Canucks Advent Calendar: 5 days to the Season Opener
This series of blog posts will look back on the highest highs of last season, and looks to get the Canucks faithful amped for the season to come!
5 days to get back to playing Canucks hockey. 5 days to get back to winning games.
Many Canucks fans are still stinging from the Game 7 loss in the Stanley Cup Final, but along the way to the final, there were a number of memorable moments and games. Ask fans what their favourite moment was, and chances are they will tell you about Alexandre Burrows OT winner in Game 7 against the Blackhawks, or maybe Ryan Kesler splitting the Nashville defence to score.
Today’s memory isn’t a series winner, or a first ever goal, and it didn’t happen in OT – but it was still very important. On May 22, 2011, Sami Salo had a clutch game to give his team a 3-1 series lead.
Sami Salo’s 2010-2011 season didn’t start off very well. As usual, Salo’s latest injury was bizarre, and kept him from joining the Canucks at the start of the season. He suffered an Achilles’ injury playing floorball in Finland and would be out indefinitely.
Here’s an image to indicate exactly how crazy Salo’s time on the injured reserve has been (image courtesy of @NucksMisconduct):
Salo did not start playing until half-way through February, and he had a slow start. The playoffs came, and he played 6 games against the Blackhawks, and only 3 against the Predators.

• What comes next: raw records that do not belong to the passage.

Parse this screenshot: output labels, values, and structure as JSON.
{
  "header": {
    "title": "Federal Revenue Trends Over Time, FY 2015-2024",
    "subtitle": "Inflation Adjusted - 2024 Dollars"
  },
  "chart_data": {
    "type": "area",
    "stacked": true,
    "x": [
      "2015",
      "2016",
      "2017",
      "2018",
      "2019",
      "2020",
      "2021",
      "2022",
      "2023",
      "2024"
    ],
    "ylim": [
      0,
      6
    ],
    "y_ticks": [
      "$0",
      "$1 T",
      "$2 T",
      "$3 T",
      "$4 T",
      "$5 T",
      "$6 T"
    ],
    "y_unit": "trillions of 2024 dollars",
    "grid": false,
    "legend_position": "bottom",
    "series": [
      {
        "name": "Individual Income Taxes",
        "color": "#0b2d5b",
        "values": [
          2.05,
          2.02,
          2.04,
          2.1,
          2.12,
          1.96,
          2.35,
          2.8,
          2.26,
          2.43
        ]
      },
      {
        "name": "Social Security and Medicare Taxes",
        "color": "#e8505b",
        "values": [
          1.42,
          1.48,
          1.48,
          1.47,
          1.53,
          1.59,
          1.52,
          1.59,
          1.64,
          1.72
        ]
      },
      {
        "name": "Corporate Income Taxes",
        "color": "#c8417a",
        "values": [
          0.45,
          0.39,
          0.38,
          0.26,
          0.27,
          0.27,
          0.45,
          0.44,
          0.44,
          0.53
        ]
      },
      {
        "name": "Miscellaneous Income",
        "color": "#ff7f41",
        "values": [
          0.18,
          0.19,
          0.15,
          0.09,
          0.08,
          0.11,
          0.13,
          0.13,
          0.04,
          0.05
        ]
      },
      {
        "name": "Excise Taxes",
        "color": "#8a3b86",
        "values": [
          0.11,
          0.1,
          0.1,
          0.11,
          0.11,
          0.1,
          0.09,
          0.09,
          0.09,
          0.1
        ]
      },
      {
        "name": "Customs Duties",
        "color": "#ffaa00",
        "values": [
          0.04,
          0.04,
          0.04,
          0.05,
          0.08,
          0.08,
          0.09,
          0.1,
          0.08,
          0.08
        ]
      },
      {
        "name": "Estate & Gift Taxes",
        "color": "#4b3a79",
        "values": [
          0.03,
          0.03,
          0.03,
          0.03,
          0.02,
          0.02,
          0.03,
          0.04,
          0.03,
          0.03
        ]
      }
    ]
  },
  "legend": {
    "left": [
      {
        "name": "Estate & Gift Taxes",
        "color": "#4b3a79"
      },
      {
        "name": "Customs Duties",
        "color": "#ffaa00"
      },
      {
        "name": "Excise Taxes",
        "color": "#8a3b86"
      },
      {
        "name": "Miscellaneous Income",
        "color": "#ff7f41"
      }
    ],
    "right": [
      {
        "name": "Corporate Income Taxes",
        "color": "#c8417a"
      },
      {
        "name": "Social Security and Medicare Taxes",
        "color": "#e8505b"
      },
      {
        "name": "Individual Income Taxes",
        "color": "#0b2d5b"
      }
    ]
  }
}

Then came Game 4 against the Sharks. The Canucks had a 2-1 series lead heading into the game. Lose and they would be tied heading back to Vancouver. Win and they would hold a 3-1 stranglehold on the series.
Salo can play in any situation. He’s a dependable defender that can kill penalties, but he also has a heavy slapshot that can blow by goaltenders on the power play.
In a 2-minute span in the middle of the 2nd period, the Sharks ran into penalty trouble. The Canucks opened the scoring when Salo passes quickly around to the left boards for Ryan Kesler, who beat Antti Niemi with a hard slapshot.
Shortly after that, on another 2-man advantage, Salo hammers one by Niemi from the point.
And just 16 seconds after that goal, again on a 2-man advantage, Salo shows a slightly different look skating in from the point to fire a slapshot from high on the left face-off circle.
As if the first two goals weren’t shot hard enough, Salo really stepped into that one. The Canucks won that game 4-2, and went back to Vancouver with momentum back in their favour.
Sure the Canucks were on 5-on-3 powerplays for all of those goals, but it was nice to see the Canucks finally take advantage of those chances and score.
Hockey fans all around the NHL make fun of Salo’s injuries, but most fans wouldn’t mind having that heavy of a shot on their own team’s power play.